Текст книги "Литературные заметки. Книга 1 ("Последние новости": 1928-1931)"
Автор книги: Георгий Адамович
Жанры:
Публицистика
,сообщить о нарушении
Текущая страница: 2 (всего у книги 41 страниц) [доступный отрывок для чтения: 15 страниц]
1928
ОПРАВДАЕТСЯ ЛИ НАДЕЖДА?
Оправдается ли надежда, – как знать? Нет игры более пустой и бесплодной, чем литературные предсказания. Случалось, что обманывали самые блистательные надежды, и порою «из ничего» развивались настоящие художники.
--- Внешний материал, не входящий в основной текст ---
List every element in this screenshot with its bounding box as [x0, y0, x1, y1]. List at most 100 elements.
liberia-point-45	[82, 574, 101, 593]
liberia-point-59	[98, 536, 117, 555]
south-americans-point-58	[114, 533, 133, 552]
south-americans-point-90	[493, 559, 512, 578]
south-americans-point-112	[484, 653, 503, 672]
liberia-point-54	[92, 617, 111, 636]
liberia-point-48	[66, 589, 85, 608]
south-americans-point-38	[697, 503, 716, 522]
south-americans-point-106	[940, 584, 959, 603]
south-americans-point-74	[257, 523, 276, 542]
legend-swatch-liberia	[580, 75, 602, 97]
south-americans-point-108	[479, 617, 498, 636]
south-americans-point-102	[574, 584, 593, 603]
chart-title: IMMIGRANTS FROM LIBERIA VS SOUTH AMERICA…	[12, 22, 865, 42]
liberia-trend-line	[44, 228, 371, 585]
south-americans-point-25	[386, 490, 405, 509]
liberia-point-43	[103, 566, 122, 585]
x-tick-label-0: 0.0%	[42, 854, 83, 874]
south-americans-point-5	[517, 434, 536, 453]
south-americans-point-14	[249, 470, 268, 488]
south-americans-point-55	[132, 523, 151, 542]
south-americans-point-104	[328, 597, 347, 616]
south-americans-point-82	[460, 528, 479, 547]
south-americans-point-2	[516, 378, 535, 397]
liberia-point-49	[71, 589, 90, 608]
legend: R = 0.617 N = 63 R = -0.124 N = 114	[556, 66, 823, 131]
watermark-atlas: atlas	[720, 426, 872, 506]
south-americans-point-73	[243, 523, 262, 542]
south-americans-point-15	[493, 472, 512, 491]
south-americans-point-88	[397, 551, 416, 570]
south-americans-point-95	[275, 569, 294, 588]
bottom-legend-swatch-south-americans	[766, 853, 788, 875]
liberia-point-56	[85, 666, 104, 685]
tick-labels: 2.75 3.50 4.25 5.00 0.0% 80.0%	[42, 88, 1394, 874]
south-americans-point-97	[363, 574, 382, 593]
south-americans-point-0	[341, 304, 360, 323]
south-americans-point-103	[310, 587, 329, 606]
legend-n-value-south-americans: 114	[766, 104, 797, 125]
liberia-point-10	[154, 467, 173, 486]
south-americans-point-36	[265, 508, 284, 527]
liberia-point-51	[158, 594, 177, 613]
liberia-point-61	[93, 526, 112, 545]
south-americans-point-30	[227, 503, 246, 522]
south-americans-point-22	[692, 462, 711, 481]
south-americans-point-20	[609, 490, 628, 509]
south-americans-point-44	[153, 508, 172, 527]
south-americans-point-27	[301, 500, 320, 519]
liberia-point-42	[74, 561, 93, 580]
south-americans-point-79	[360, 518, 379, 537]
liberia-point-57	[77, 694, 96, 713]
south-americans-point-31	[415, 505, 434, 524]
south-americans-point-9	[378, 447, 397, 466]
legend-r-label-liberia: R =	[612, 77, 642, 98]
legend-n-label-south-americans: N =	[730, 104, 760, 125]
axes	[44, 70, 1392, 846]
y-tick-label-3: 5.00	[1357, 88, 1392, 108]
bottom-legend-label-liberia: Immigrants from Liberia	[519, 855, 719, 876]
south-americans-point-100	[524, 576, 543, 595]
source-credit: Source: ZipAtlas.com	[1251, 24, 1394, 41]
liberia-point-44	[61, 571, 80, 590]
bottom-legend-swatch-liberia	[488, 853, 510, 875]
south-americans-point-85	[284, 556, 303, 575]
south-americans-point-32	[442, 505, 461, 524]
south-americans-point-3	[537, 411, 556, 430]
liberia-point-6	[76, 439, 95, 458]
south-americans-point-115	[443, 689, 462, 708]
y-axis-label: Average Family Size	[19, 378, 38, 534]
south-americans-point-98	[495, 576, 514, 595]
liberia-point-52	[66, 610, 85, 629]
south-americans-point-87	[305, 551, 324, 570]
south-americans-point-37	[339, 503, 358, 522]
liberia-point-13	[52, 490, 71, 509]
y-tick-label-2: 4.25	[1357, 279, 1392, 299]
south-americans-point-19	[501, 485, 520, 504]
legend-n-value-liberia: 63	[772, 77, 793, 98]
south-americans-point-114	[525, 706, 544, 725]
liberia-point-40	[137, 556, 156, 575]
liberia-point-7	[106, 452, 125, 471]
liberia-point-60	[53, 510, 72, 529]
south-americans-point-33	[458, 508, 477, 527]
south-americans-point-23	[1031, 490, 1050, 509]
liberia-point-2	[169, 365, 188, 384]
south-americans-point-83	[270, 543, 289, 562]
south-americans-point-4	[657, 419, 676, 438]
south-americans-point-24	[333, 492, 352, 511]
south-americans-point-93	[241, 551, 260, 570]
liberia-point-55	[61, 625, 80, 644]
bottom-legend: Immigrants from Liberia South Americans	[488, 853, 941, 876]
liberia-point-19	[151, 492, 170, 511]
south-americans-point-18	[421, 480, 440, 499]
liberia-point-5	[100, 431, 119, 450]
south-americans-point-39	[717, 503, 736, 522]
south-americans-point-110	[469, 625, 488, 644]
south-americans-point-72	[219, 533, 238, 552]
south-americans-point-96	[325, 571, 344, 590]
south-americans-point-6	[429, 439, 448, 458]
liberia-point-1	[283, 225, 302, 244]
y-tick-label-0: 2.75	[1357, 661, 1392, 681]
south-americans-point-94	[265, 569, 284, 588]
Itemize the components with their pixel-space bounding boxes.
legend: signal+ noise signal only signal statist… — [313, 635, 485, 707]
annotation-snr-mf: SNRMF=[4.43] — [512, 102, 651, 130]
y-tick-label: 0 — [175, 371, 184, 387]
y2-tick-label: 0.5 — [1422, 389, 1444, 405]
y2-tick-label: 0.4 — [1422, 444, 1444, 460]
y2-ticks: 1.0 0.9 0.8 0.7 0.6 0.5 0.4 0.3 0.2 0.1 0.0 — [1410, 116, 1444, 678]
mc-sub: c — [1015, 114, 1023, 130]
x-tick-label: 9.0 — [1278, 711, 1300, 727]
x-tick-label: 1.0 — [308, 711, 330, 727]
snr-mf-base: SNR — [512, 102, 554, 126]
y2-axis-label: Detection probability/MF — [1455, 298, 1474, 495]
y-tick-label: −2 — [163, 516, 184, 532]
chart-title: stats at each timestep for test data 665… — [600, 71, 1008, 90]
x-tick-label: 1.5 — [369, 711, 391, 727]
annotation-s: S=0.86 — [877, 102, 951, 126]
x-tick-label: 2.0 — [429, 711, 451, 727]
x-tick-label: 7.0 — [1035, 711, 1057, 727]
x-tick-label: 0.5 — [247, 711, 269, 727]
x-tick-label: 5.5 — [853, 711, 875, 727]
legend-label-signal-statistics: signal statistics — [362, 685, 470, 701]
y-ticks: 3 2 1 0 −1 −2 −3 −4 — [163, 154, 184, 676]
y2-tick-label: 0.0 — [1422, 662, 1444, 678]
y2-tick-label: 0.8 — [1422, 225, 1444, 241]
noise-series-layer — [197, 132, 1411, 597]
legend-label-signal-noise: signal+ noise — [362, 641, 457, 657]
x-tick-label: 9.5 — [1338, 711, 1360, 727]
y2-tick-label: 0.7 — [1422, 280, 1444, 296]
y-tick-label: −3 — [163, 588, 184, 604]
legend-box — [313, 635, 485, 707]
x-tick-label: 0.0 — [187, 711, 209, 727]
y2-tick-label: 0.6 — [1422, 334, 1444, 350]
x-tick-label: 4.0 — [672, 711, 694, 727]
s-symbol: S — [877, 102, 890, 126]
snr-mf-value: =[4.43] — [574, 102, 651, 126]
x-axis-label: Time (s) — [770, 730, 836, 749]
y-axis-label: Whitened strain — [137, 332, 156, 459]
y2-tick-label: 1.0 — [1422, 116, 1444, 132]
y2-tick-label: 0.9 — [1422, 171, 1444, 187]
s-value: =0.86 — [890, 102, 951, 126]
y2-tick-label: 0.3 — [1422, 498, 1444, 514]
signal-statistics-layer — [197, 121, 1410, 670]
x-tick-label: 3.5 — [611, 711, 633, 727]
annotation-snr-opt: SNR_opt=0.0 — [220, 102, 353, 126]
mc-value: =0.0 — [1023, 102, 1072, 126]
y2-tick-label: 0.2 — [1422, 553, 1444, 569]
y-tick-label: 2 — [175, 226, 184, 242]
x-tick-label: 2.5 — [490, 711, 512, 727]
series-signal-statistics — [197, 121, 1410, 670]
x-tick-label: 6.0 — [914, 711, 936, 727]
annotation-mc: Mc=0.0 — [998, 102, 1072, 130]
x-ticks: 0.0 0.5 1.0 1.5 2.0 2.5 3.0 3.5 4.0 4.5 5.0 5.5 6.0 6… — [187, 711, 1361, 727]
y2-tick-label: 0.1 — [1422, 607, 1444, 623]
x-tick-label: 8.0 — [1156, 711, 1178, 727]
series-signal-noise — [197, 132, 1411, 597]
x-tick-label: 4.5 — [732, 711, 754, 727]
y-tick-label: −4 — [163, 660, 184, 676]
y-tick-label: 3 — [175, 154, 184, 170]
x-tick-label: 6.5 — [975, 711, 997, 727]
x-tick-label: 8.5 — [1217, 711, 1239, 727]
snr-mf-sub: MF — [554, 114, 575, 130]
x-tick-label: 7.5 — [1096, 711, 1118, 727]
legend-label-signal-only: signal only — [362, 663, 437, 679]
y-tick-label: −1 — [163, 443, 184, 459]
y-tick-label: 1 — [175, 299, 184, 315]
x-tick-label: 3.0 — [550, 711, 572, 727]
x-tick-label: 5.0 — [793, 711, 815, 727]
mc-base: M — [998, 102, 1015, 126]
Поэтому я поставил знак вопроса в заглавии статьи о Леониде Леонове. Но сразу хочу сказать, что такой надежды у нас давно не было, и давно уже не встречалось нам дарование настолько живое, полное силы и прелести.
Леонов в начале этого года издал свои новый роман «Вор». Больше чем когда бы то ни было хочется «порекомендовать» эту книгу, – с уверенностью, что читатель останется признателен за рекомендацию. Какие есть удивительные страницы в «Воре», какое неподдельное вдохновение! Вот десять лет существует «советская» литература, – и ведь было бы несправедливым сказать, что все, доходившее к нам под советским ярлыком, оказывалось плохо и лживо. Были и хорошие книги, появились в России и даровитые писатели. Но, конечно, ни Бабель, ни Всев. Иванов, ни Булгаков или Федин не могли бы написать «Вора», – или подняться до художественного уровня этого романа. Среди «молодых» у Леонова сейчас соперников нет.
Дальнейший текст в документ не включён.